Bolsonaro e o Major Olímpio do PSL |
A CARTA
"Prezado Senador Major Olímpio, não. Eu sou professor, não pistoleiro. Minhas mãos são sujas só de giz. Eu não estudei Didática do Faroeste durante minha licenciatura. As armas que eu sei usar são minhas ideias, meus livros, meus conhecimentos, o carinho que eu sinto pelos meus alunos e principalmente minha vontade sincera de ajudar eles a serem pessoas boas. Se eu quisesse usar armas de fogo eu não seria educador, eu seria policial ou miliciano. Ou os dois simultaneamente, que tá na moda.
Garantir a segurança pública é uma atribuição da sua profissão, Major, não da minha. O que eu posso fazer - e faço todos os dias em sala de aula - é tentar formar seres humanos íntegros, inteligentes e honestos pra que idealmente eles não te dêem tanto trabalho no futuro. Mas nem sempre é possível, Major. Há muitos obstáculos impostos por amarras do nosso sistema educacional e político. Eu sei que o trabalho da polícia também é muito dificultado por amarras desse sistema, inclusive sei que o trabalho dos policiais é potencialmente agravado pelo insucesso do meu próprio trabalho como professor. Peço desculpas, mas isso não acontece por falta de dedicação ou vocação da minha parte, são problemas bem mais profundos mesmo, o senhor sabe. Ou deveria.
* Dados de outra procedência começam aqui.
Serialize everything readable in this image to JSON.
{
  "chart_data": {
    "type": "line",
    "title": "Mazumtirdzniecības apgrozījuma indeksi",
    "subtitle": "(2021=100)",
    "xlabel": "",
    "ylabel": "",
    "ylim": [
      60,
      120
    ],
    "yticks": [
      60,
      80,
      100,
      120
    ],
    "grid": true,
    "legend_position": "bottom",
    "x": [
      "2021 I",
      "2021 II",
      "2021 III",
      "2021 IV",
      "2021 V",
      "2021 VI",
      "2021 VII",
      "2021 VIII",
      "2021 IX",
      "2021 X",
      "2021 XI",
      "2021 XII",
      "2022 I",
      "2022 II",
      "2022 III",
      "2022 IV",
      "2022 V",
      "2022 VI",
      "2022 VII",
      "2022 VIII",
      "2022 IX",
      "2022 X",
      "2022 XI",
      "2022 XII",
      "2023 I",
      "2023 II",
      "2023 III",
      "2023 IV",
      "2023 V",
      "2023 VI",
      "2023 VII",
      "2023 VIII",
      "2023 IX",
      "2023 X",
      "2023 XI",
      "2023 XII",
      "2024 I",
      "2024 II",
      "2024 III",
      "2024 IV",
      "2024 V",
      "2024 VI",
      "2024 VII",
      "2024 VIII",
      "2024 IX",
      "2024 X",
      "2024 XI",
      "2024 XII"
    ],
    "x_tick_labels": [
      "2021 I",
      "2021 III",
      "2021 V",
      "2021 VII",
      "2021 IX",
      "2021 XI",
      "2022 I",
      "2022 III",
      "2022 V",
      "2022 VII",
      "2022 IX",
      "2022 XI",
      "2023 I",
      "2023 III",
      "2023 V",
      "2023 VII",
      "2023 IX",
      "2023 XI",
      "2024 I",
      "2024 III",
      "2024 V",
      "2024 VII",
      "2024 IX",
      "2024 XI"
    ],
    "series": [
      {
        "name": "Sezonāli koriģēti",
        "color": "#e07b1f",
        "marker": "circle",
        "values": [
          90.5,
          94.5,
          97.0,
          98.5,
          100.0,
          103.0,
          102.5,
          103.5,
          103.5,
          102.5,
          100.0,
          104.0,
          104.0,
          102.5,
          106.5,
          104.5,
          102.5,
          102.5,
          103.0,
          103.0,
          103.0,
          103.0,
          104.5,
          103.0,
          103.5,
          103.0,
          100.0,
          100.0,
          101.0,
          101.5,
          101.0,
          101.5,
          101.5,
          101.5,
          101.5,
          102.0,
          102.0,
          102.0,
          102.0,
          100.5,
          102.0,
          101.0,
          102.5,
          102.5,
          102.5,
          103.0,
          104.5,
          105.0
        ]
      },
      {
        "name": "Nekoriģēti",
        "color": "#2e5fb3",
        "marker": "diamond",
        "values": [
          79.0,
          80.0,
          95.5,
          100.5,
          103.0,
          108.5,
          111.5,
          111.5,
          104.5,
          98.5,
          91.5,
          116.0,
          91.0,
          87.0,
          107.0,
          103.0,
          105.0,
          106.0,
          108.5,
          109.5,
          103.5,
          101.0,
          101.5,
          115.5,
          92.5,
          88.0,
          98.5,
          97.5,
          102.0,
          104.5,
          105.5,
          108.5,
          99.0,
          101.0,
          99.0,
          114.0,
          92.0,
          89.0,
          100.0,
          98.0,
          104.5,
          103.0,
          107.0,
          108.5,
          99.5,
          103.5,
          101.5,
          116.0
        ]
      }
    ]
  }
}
Na verdade, Major, não sei se o senhor já fez essa conexão, mas seguindo essa lógica, o trabalho dos seus colegas policiais é indiretamente agravado pela má qualidade do trabalho dos seus outros colegas, senadores e deputados, que costumeiramente têm votado por cortes na educação. Que coisa né, Major? Maior doideira essa vida, tem gente que nem percebe. Eu pesquisei sua trajetória política e vi que o senhor votou contra a PEC do teto dos gastos. Parabéns, Senador, e obrigado.
Mas então eu proponho, caso o senhor tenha realmente interesse em provocar transformações reais na sociedade e evitar novas tragédias como a de hoje na escola em Suzano, que a gente trabalhe juntos e energicamente contra esses obstáculos mais profundos. Mas por gentileza, Senador Major, tenha mais cuidado ao fazer propostas rasas, irresponsáveis e fundamentalmente INEFICAZES. Ineficazes porque a ação dos atiradores de Suzano durou só 5 minutos e eles se mataram imediatamente depois. Portanto não estavam com medo de morrer, e tampouco haveria tempo hábil pra algum professor perceber a situação e sacar uma arma de algum tipo de cofre (porque não imagino que o senhor esteja sugerindo que a gente dê aula com uma arma sempre disponível e carregada ao lado do apagador) a tempo de salvar os alunos que obviamente, e muito infelizmente, já estavam baleados.
Ou seja, desculpe a contundência da minha sinceridade, mas a solução que o senhor propôs, além de irresponsável e rasa, é bastante ineficaz. Então é isso: deixe as armas pros seus colegas da polícia. Eu vou continuar com meu giz, e meus livros, espalhando com ainda mais força meu conhecimento e minha compaixão com meus alunos, pra que um dia seus colegas não precisem espalhar tantas balas por aí.
Mas isso só funciona se seus colegas políticos pararem de votar a favor dos cortes na educação. Receio que eles não vão fazer isso, né Major? Porque se a educação melhorar muito e os eleitores ficarem mais inteligentes, a maior parte dos seus colegas políticos provavelmente não serão mais reeleitos, não é mesmo, Senador? Olha que doideira de novo. Então a situação é realmente complicada. Mas vamos continuar tentando resolver aqui sem precisar contar muito com esses senhores. Caso considere minhas palavras sinceramente, obrigado."